Esta é a série que abordará algumas canções que me reportam, me levam, me transportam até dias, imagens, passagens que, também por elas, nunca poderei me esquecer. Começa aqui e divide espaço com a programação normal, e com a série sobre fotos, também.
George Harrison - That Is All
Youtube dela: http://www.youtube.com/watch?v=fY3ZvRfMcU0
Se não tive a ventura de viver com meu pai, tive tios lindos pra compensar. O Marcílio, o "Formigão", é o único que se foi, e ele é pai do meu parceirinho de blog.
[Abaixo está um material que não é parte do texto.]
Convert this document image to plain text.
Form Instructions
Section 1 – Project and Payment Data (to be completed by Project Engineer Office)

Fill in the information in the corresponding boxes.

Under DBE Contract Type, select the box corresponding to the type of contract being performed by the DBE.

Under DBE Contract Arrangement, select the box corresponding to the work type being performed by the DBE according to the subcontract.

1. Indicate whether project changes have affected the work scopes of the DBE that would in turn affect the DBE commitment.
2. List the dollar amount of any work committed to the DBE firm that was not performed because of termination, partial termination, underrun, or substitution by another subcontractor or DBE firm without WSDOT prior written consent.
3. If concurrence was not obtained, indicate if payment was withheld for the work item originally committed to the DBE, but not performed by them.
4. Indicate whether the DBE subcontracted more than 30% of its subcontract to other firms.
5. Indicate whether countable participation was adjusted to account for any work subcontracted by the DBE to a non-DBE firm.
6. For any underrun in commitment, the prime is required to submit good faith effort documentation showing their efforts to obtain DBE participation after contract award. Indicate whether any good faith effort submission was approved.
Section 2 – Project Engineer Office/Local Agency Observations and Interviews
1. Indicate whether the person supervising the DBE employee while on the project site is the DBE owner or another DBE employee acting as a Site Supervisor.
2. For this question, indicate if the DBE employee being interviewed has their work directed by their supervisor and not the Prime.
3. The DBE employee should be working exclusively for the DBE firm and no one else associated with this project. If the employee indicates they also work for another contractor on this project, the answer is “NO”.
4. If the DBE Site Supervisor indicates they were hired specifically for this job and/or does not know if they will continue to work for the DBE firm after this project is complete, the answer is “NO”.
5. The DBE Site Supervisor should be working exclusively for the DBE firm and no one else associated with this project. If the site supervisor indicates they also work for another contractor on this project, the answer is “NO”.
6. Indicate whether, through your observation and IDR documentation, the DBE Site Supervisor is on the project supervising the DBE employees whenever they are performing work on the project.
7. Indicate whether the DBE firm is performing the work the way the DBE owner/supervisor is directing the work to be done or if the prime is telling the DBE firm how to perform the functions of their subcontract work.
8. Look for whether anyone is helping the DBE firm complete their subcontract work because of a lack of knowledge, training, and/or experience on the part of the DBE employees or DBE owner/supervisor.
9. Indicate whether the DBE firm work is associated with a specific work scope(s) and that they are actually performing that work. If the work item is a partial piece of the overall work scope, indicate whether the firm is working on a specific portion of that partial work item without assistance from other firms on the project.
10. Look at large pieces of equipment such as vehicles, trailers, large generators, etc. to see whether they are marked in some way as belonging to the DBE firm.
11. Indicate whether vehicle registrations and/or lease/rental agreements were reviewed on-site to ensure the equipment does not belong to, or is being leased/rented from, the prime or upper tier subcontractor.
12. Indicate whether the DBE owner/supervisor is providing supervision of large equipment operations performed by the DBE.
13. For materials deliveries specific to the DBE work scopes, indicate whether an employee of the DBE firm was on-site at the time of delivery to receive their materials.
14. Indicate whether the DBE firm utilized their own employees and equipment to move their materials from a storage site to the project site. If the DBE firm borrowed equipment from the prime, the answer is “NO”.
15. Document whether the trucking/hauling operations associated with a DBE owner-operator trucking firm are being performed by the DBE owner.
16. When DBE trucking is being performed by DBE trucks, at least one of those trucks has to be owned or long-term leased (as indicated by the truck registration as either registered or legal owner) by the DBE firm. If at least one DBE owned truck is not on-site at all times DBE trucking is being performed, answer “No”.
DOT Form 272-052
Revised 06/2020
Não há como ver uma corrida de Fórmula 1 e não se sentar no sofá como se fosse ele. Beatles era sua paixão, e seu inglês era cheio de um sotaque próprio.
Lembro que, depois de muito tempo, falei com ele ao telefone, no dia que o George Harrison morreu. E acho que o assunto era esse mesmo. Harrison era seu preferido, eu acho. Ao menos os dois amavam Fórmula 1.
Esse tio tinha um vozeirão que preenchia a casa. Quando se separou da mulher que amou, perdemos seu convívio. E a história da canção se passa antes de ele morrer, bem antes, na verdade. Eu tinha uns 16, ou 17 anos, não posso precisar.
De vez em quando ouvia música com os vinis na sala. Coloquei esse disco, gostava de umas baladas. Estava tocando essa música, que devia ser a última de um dos lados. E meu outro tio, o Feu, chegou em casa.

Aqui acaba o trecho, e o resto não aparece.